Well, this is an odd post to see on a site dedicated to child development, isn’t it?  Don’t worry, I haven’t totally lost it – yet.  I am going somewhere with this.

As a young martial artist, I was a fan of Bruce Lee movies – wasn’t everyone?  But he didn’t really become a part of my psyche until I was exposed to his philosophy.  And the thing about it – I think that this was his greatest contribution.  If you really study the man during his tragically short life, it is almost as if he was using gong fu to explain philosophy.

 

Now I have had many great teachers, and have read many great writers.  But you can’t understand where Move Theory came from (if you care) without understanding Bruce Lee’s influence on me – especially since his symbol for the Tao of Jeet Kune Do is tatooed on my right shoulder!

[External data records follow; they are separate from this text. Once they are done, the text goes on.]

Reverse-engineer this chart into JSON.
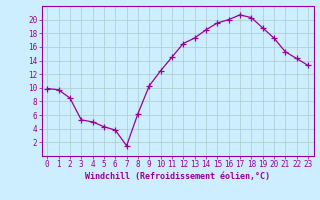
{
  "x": [
    0,
    1,
    2,
    3,
    4,
    5,
    6,
    7,
    8,
    9,
    10,
    11,
    12,
    13,
    14,
    15,
    16,
    17,
    18,
    19,
    20,
    21,
    22,
    23
  ],
  "y": [
    9.9,
    9.7,
    8.5,
    5.3,
    5.0,
    4.3,
    3.8,
    1.5,
    6.2,
    10.3,
    12.5,
    14.5,
    16.5,
    17.3,
    18.5,
    19.5,
    20.0,
    20.7,
    20.3,
    18.8,
    17.3,
    15.3,
    14.3,
    13.3
  ],
  "line_color": "#990099",
  "marker": "+",
  "marker_size": 4,
  "bg_color": "#cceeff",
  "grid_color": "#aacccc",
  "xlabel": "Windchill (Refroidissement éolien,°C)",
  "xlim": [
    -0.5,
    23.5
  ],
  "ylim": [
    0,
    22
  ],
  "yticks": [
    2,
    4,
    6,
    8,
    10,
    12,
    14,
    16,
    18,
    20
  ],
  "xticks": [
    0,
    1,
    2,
    3,
    4,
    5,
    6,
    7,
    8,
    9,
    10,
    11,
    12,
    13,
    14,
    15,
    16,
    17,
    18,
    19,
    20,
    21,
    22,
    23
  ],
  "tick_color": "#990099",
  "label_color": "#990099",
  "axis_color": "#990099",
  "tick_fontsize": 5.5,
  "xlabel_fontsize": 6.0
}
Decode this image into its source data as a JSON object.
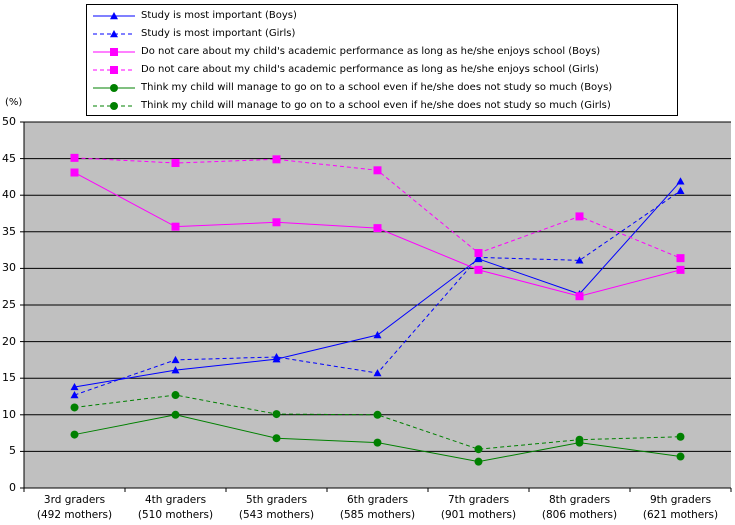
{
  "chart_data": {
    "type": "line",
    "unit_label": "(%)",
    "ylim": [
      0,
      50
    ],
    "yticks": [
      "0",
      "5",
      "10",
      "15",
      "20",
      "25",
      "30",
      "35",
      "40",
      "45",
      "50"
    ],
    "categories": [
      {
        "line1": "3rd graders",
        "line2": "(492 mothers)"
      },
      {
        "line1": "4th graders",
        "line2": "(510 mothers)"
      },
      {
        "line1": "5th graders",
        "line2": "(543 mothers)"
      },
      {
        "line1": "6th graders",
        "line2": "(585 mothers)"
      },
      {
        "line1": "7th graders",
        "line2": "(901 mothers)"
      },
      {
        "line1": "8th graders",
        "line2": "(806 mothers)"
      },
      {
        "line1": "9th graders",
        "line2": "(621 mothers)"
      }
    ],
    "grid": "horizontal",
    "legend_position": "top",
    "series": [
      {
        "name": "Study is most important (Boys)",
        "color": "#0000ff",
        "marker": "triangle",
        "dash": false,
        "values": [
          13.8,
          16.1,
          17.6,
          20.9,
          31.3,
          26.5,
          41.9
        ]
      },
      {
        "name": "Study is most important (Girls)",
        "color": "#0000ff",
        "marker": "triangle",
        "dash": true,
        "values": [
          12.7,
          17.5,
          17.9,
          15.7,
          31.5,
          31.1,
          40.6
        ]
      },
      {
        "name": "Do not care about my child's academic performance as long as he/she enjoys school (Boys)",
        "color": "#ff00ff",
        "marker": "square",
        "dash": false,
        "values": [
          43.1,
          35.7,
          36.3,
          35.5,
          29.8,
          26.2,
          29.8
        ]
      },
      {
        "name": "Do not care about my child's academic performance as long as he/she enjoys school (Girls)",
        "color": "#ff00ff",
        "marker": "square",
        "dash": true,
        "values": [
          45.1,
          44.4,
          44.9,
          43.4,
          32.1,
          37.1,
          31.4
        ]
      },
      {
        "name": "Think my child will manage to go on to a school even if he/she does not study so much (Boys)",
        "color": "#008000",
        "marker": "circle",
        "dash": false,
        "values": [
          7.3,
          10.0,
          6.8,
          6.2,
          3.6,
          6.2,
          4.3
        ]
      },
      {
        "name": "Think my child will manage to go on to a school even if he/she does not study so much (Girls)",
        "color": "#008000",
        "marker": "circle",
        "dash": true,
        "values": [
          11.0,
          12.7,
          10.1,
          10.0,
          5.3,
          6.6,
          7.0
        ]
      }
    ]
  }
}
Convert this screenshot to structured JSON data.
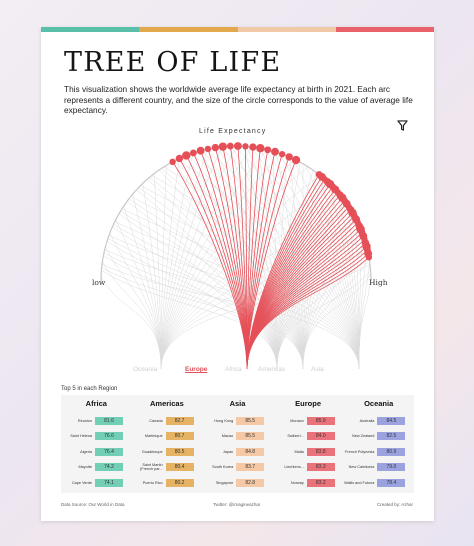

To give you an idea of how he influenced me, here is a quote:

All fixed set patterns are incapable of adaptability or pliability. The truth is outside of all fixed patterns.

Yes, this is one of the early seeds of Move Theory.   The “life” of truth.  So many look at truth as this dead thing to be looked at and possessed as a trophy.  Bruce’s writings taught me that truth is something we seek – it is no more a thing than a process.  This is why I constantly speak out against our preconceived notions about child development, education, and the world.  Because a preconceived notion means you have stopped thinking, stopped searching.

Here is another gem:

Let an opponent graze your skin and you smash into his flesh; let an opponent smash into your flesh and you fracture his bone; let an opponent fracture your bone and you take his life! Do not be concerned with your escaping safely; lay your life before him!

This led me to understand that was I to learn, I had to challenge.  I never back away from anyone in my probing for knowledge.  I always wanted a better answer.  I don’t care whether the person is a Nobel Laureate or a peer my age.  I press and fight – because I know that’s where the growth is.  Classmates would sometimes be appalled at the way I would go after a guest speaker and debate.  But it was because I had learned to not consider my own standing or opinions of others – my intellectual “life” – in my “fight” for knowledge.

“Empty your mind, be formless, shapeless – like water. Now you put water into a cup, it becomes the cup, you put water into a bottle, it becomes the bottle, you put it in a teapot, it becomes the teapot. Now water can flow or it can crash. Be water, my friend.”

All too often, people put so much stock in the apparent strength of rigidity.  But rigidity is often brittle, when not fortified by the continued search for truth.  So there are very few things I won’t budge on – even things I am passionate about.   This is also the reason that when I decide to be forceful – I am tremendously effective.  Because my forcefulness is coming from a place of fluidity between theory, passion, practicality, and action – The Move Theory.

Thank you Bruce, with all my heart.  I am forever in your debt.